A segunda posição que se contrapõe a primeira entende que este dispositivo não seria de reprodução obrigatória, pois a obrigatoriedade dele fere o princípio federativo e autonomia politico-administrativa dos entes federados.
A palavra final sobre a questão cabe ao Supremo Tribunal Federal, como guardião da Constituição. Esse tema foi tratado em alguns leading cases: ADI 1528, PET 1.653, ADI 792, ADI 793. Em síntese podemos retratar assim a ratio decidendi das decisões:
“O art. 57, § 4º, da CF, que veda a recondução dos membros das Mesas das Casas Legislativas federais para os mesmos cargos na eleição imediatamente subseqüente, não é de reprodução obrigatória pelos Estados-Membros. Com base nesse entendimento, o Tribunal, por maioria, indeferiu pedido de medida cautelar em ação direta de inconstitucionalidade, ajuizada pelo Partido Trabalhista Brasileiro - PTB, contra o § 5º do art. 58 da Constituição do Estado do Espírito Santo, com redação dada pela EC 27/2000, que permite aos membros eleitos da Mesa da Assembleia Legislativa do Estado a recondução para o mesmo cargo no biênio imediatamente subsequente.” (ADI 2.371-MC, Rel. Min. Moreira Alves, DJ 07/03/01).
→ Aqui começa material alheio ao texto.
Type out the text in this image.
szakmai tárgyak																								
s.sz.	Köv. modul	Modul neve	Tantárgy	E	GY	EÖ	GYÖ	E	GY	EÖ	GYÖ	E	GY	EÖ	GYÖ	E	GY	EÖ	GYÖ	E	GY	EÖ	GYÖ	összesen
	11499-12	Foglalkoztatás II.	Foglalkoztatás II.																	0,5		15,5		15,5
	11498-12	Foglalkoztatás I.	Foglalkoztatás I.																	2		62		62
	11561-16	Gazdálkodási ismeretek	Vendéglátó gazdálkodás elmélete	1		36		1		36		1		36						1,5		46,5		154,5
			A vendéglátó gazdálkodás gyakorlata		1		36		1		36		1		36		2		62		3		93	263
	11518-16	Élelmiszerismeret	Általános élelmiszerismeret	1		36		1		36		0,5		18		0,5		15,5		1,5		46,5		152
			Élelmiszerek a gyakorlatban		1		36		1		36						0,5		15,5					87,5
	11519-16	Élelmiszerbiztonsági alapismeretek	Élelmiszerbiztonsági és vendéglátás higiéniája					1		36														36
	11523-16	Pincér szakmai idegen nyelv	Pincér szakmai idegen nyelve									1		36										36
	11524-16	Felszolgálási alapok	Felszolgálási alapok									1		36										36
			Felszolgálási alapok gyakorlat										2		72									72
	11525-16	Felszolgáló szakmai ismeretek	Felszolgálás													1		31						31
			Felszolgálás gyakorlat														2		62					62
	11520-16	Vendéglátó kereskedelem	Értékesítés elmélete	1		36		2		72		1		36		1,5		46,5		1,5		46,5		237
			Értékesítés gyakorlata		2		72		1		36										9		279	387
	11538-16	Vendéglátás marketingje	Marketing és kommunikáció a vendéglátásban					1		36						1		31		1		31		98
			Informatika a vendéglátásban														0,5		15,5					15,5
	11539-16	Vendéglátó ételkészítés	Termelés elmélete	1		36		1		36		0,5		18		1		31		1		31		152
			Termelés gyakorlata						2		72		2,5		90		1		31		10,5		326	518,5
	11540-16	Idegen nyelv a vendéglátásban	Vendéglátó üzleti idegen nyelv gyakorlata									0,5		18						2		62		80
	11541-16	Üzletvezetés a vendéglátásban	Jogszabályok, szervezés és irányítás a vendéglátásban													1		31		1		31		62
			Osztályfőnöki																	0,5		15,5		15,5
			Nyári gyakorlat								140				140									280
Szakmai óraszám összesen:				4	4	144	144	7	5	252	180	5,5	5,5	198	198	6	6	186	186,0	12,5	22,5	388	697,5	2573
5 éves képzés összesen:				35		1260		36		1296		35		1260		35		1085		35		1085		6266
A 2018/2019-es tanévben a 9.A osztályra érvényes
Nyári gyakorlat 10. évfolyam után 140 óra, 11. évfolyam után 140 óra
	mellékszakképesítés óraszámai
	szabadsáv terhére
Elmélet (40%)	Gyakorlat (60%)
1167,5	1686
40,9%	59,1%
“O art. 57, § 4º, da CF, que veda a recondução dos membros das Mesas das Casas Legislativas federais para os mesmos cargos na eleição imediatamente subsequente, não é de reprodução obrigatória pelos Estados-Membros. Com base nesse entendimento, o Tribunal, por maioria, indeferiu pedido de medida cautelar em ação direta de inconstitucionalidade, ajuizada pelo Partido Trabalhista Brasileiro - PTB, contra o § 5º do art. 58 da Constituição do Estado do Espírito Santo, com redação dada pela EC 27/2000, que permite aos membros eleitos da Mesa da Assembleia Legislativa do Estado a recondução para o mesmo cargo no biênio imediatamente subsequente.” (ADI 2.371-MC, Rel. Min. Moreira Alves, DJ 07/03/01)
Nota-se claramente nos trechos das ementas relatadas que a fundamentação utilizou como fundamento um precedente anterior a constituição de 1988, sobre a égide de um estado autoritário em que o poder militar utilizava o poder judiciário como seu instrumento legitimador e quando não convinha alterava sua composição ou mesmo dissolvia outros poderes por meios de atos institucionais como nos atos institucionais 05 e 06 .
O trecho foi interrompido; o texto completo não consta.